A su lado, Ausa fingía que estaba dormida y en el asiento delantero, Sasha conducía, contagiado con el ánimo habitual de Stiff; ninguno de ellos pronunciaba palabra.

—Parece que vamos a un funeral —comentó Blaze.

—Y puede que no estés lejos de la verdad. Mejor cállate.

—Cálmate, Raisa. No puede desaparecer sin rastro. No está muerta. Debe existir una explicación.

—Si lo sabes tú, ¿por qué no me iluminas? Viste la sangre, sabes que estaba herida, ¿dónde estuvo toda la noche? ¿Cavó un agujero hasta el océano? ¡Por lo que sabemos puede que la haya encontrado algún fanático y la haya sacrificado a La Creadora! —gritó. En sus mejillas florecieron dos rosas de color carmesí y sus ojos eran hogueras alimentadas por su ira.

—Mantén tu energía. La necesitarás —intervino Sasha mirándola a través del espejo retrovisor.

Raisa abrió la boca preparada para agredirlo con sus palabras. No obstante, entendió que tenía razón y que podría desahogarse todo lo que querría en el complejo. Los momentos pasados en el Éter eran un suplicio, pero aquel día en especial iba a ser el más largo de su vida. Hasta que acabaran para volver a buscar a Anahy, perderían un tiempo precioso. No podían permitírselo, pero tampoco podían faltar a la llamada de Madelyne.

La construcción era la única en aquella zona abandonada, con apariencia de desierto rocoso. Grietas profundas, similares a las heridas de un cuerpo cortaban la tierra. Los esqueletos sin vida de los árboles se alzaban como fantasmas oscuros. La nieve no había llegado hasta allí abajo, pero el suelo estaba helado y un manto fino de escarcha lo cubría como el azúcar en polvo lo hacía con un bizcocho. Las paredes del inmenso almacén estaban ennegrecidas, el hormigón caído por partes y dibujos de calaveras que señalaban «peligro» habían sido pintados con espray de color rojo.

Se habían asegurado de que las ganas de acercarse desaparecieran de cualquier persona que tuviera el impulso de investigar, pensó Raisa, girándose para mirar por el parabrisas trasero. La zona estaba repleta de cámaras de vídeo, y desde el cielo, el satélite podía contar hasta los latidos de sus corazones. No había manera de huir. Era un centro en una isla en medio de la nada. Su casa. El único modo de abandonarla era en forma de ceniza.

Las puertas del granero se abrieron antes de que llegasen y volvieron a cerrarse después de entrar, con un ruido brusco semejante al sonido de las puertas de metal de las cárceles. Incluso el significado era el mismo: desde aquel punto no tenían ninguna libertad.

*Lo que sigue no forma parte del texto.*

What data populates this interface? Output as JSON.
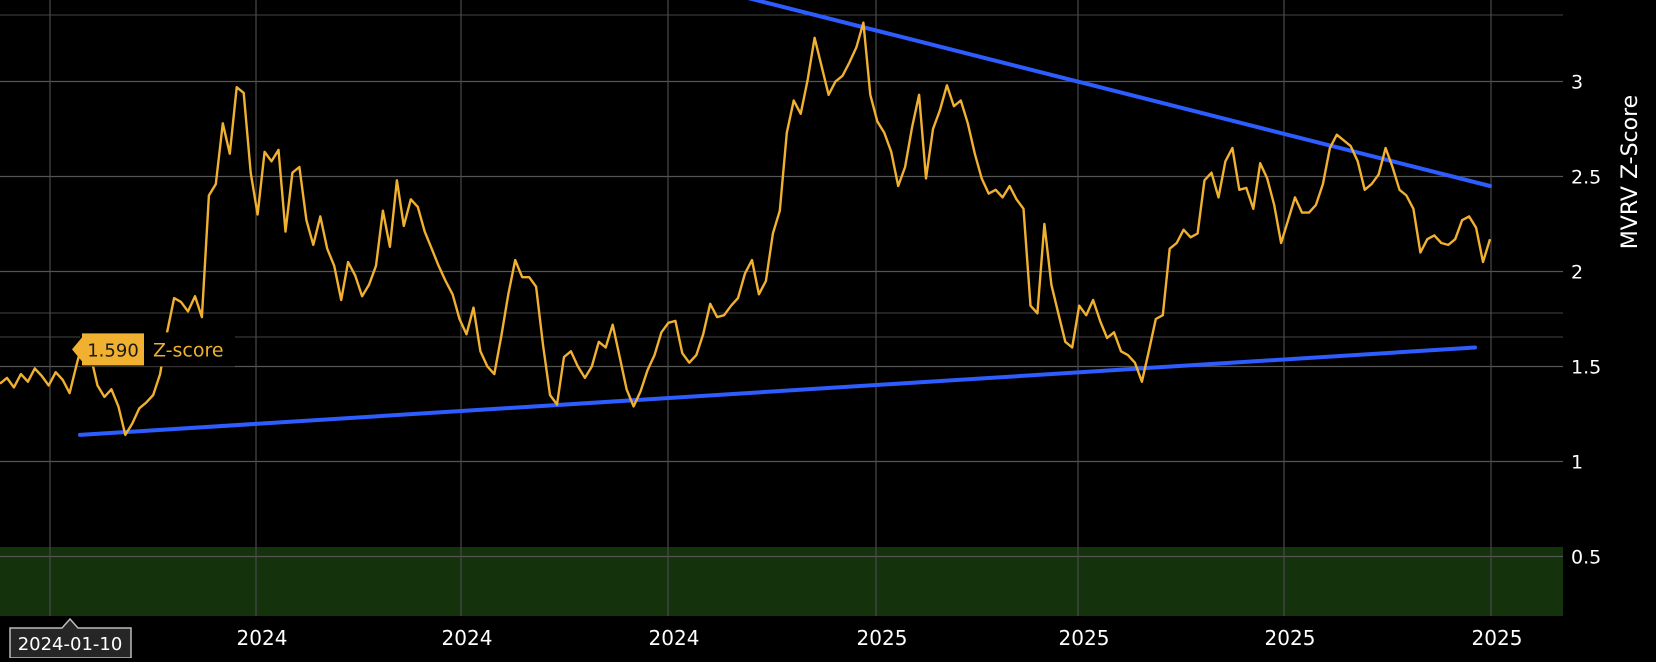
{
  "chart_data": {
    "type": "line",
    "title": "",
    "xlabel": "",
    "ylabel": "MVRV Z-Score",
    "ylim": [
      0.22,
      3.5
    ],
    "y_ticks": [
      0.5,
      1,
      1.5,
      2,
      2.5,
      3
    ],
    "y_tick_labels": [
      "0.5",
      "1",
      "1.5",
      "2",
      "2.5",
      "3"
    ],
    "x_tick_labels": [
      "2024",
      "2024",
      "2024",
      "2024",
      "2025",
      "2025",
      "2025",
      "2025"
    ],
    "grid": true,
    "green_zone": {
      "from": 0.22,
      "to": 0.55
    },
    "series": [
      {
        "name": "Z-score",
        "color": "#f0b030",
        "x_range": [
          0,
          1490
        ],
        "values": [
          1.41,
          1.44,
          1.39,
          1.46,
          1.42,
          1.49,
          1.45,
          1.4,
          1.47,
          1.43,
          1.36,
          1.51,
          1.65,
          1.56,
          1.4,
          1.34,
          1.38,
          1.29,
          1.14,
          1.2,
          1.28,
          1.31,
          1.35,
          1.46,
          1.68,
          1.86,
          1.84,
          1.79,
          1.87,
          1.76,
          2.4,
          2.46,
          2.78,
          2.62,
          2.97,
          2.94,
          2.52,
          2.3,
          2.63,
          2.58,
          2.64,
          2.21,
          2.52,
          2.55,
          2.27,
          2.14,
          2.29,
          2.12,
          2.03,
          1.85,
          2.05,
          1.98,
          1.87,
          1.93,
          2.03,
          2.32,
          2.13,
          2.48,
          2.24,
          2.38,
          2.34,
          2.21,
          2.12,
          2.03,
          1.95,
          1.88,
          1.75,
          1.67,
          1.81,
          1.58,
          1.5,
          1.46,
          1.66,
          1.88,
          2.06,
          1.97,
          1.97,
          1.92,
          1.61,
          1.35,
          1.3,
          1.55,
          1.58,
          1.5,
          1.44,
          1.5,
          1.63,
          1.6,
          1.72,
          1.55,
          1.38,
          1.29,
          1.37,
          1.48,
          1.56,
          1.68,
          1.73,
          1.74,
          1.57,
          1.52,
          1.56,
          1.67,
          1.83,
          1.76,
          1.77,
          1.82,
          1.86,
          1.99,
          2.06,
          1.88,
          1.95,
          2.2,
          2.32,
          2.73,
          2.9,
          2.83,
          3.01,
          3.23,
          3.08,
          2.93,
          3.0,
          3.03,
          3.1,
          3.18,
          3.31,
          2.93,
          2.79,
          2.73,
          2.63,
          2.45,
          2.55,
          2.76,
          2.93,
          2.49,
          2.75,
          2.85,
          2.98,
          2.87,
          2.9,
          2.78,
          2.62,
          2.49,
          2.41,
          2.43,
          2.39,
          2.45,
          2.38,
          2.33,
          1.82,
          1.78,
          2.25,
          1.93,
          1.78,
          1.63,
          1.6,
          1.82,
          1.77,
          1.85,
          1.74,
          1.65,
          1.68,
          1.58,
          1.56,
          1.52,
          1.42,
          1.58,
          1.75,
          1.77,
          2.12,
          2.15,
          2.22,
          2.18,
          2.2,
          2.48,
          2.52,
          2.39,
          2.58,
          2.65,
          2.43,
          2.44,
          2.33,
          2.57,
          2.49,
          2.35,
          2.15,
          2.27,
          2.39,
          2.31,
          2.31,
          2.35,
          2.46,
          2.65,
          2.72,
          2.69,
          2.66,
          2.58,
          2.43,
          2.46,
          2.51,
          2.65,
          2.55,
          2.43,
          2.4,
          2.33,
          2.1,
          2.17,
          2.19,
          2.15,
          2.14,
          2.17,
          2.27,
          2.29,
          2.23,
          2.05,
          2.17
        ]
      }
    ],
    "trendlines": [
      {
        "color": "#2d5cff",
        "points": [
          [
            665,
            3.55
          ],
          [
            1490,
            2.45
          ]
        ]
      },
      {
        "color": "#2d5cff",
        "points": [
          [
            80,
            1.14
          ],
          [
            1475,
            1.6
          ]
        ]
      }
    ],
    "tooltip": {
      "value": "1.590",
      "name": "Z-score",
      "date": "2024-01-10"
    }
  }
}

Abandonaron el coche en silencio y dirigieron la marcha hacia un rincón en que se veía un armario de metal. Sus pasos levantaban polvo y los dibujos de las suelas de sus botas quedaban en el suelo sucio como los tatuajes en una piel sin imperfecciones. La marca de su cuello empezó a arder, pero Raisa continuó como si no la hubiera percibido. Solo cuando el ascensor empezó a bajar, se permitió apoyarse en la pared fría y suspirar profundamente. Tenía pocos minutos hasta que las puertas de este volvieran a abrirse, y entonces se encontrarían en...

—Bienvenidos al Éter.

La voz era la misma desde hacía años y venía de todos lados, de los altavoces implantados en el techo y en las paredes. Era la voz de una niña que sonaba feliz y pretendía dar la impresión de que entraban a divertirse. Todo lo contrario, pensó Sasha, avanzando a la cabeza de su pequeño grupo.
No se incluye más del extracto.